Dan Cook dinner, the CEO and co-founder of Lyten, stated the batteries may have as much as twice the vitality density of present batteries, and that uncooked materials sourcing and manufacturing might be localized in North America and Europe. The primary batteries from a pilot plant in San Jose, Calif., are anticipated to bear testing by the top of this 12 months, Lyten stated.
Cook dinner described three-dimensional graphene as a “supermaterial,” in a position to be tuned to all kinds of makes use of, together with light-weight physique and structural parts, in addition to sensors.
Stellantis and Lyten executives stated the principle benefit for lithium-sulfur batteries is their weight financial savings, due to greater vitality density, which suggests smaller batteries and fewer supplies. They might co-exist with different battery chemistries relying on software, Stellantis says.
The startup says that its batteries don’t use nickel, cobalt or manganese and can have a carbon footprint that’s 60 p.c smaller than conventional lithium-ion batteries.
Graphene historically has been a single-cell two-dimensional sheet of carbon atoms, stated Keith Norman, Lyten’s chief sustainability officer, and is tough to fabricate cost-effectively and doesn’t mix nicely with different supplies as a result of it isn’t extremely reactive.

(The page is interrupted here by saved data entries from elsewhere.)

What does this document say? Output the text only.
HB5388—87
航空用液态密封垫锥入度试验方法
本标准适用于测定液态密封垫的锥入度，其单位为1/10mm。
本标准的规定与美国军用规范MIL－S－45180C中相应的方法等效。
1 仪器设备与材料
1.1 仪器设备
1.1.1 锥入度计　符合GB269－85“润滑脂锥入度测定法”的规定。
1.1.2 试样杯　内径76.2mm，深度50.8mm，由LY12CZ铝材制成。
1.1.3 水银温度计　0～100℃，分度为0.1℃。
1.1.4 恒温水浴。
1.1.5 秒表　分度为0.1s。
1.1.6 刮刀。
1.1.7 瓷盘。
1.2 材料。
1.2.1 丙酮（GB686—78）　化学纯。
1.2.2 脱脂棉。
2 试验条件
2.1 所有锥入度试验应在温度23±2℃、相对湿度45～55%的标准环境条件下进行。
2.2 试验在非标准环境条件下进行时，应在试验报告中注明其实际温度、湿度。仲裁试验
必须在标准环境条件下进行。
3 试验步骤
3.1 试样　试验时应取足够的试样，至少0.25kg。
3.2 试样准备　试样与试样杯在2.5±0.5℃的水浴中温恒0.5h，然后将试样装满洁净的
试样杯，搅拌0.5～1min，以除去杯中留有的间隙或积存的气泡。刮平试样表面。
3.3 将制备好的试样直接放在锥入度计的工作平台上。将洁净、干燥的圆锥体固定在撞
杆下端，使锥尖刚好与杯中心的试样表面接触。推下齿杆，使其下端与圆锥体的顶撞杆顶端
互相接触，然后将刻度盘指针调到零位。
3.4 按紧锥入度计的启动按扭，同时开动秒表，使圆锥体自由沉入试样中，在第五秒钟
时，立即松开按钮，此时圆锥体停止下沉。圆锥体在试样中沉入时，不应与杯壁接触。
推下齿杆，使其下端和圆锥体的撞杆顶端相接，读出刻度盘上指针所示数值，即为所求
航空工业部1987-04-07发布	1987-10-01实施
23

It’s additionally not very “tunable,” he stated, including that corporations want to switch their very own merchandise to work with it.
Three-dimensional graphene, which is twisted and crumpled into completely different shapes, solves a few of these issues, Norman stated. “The reactive floor space is elevated by orders of magnitude,” he stated, which helps it bond with different supplies. “It’s extremely tunable for power, conductivity, weight discount and different traits.”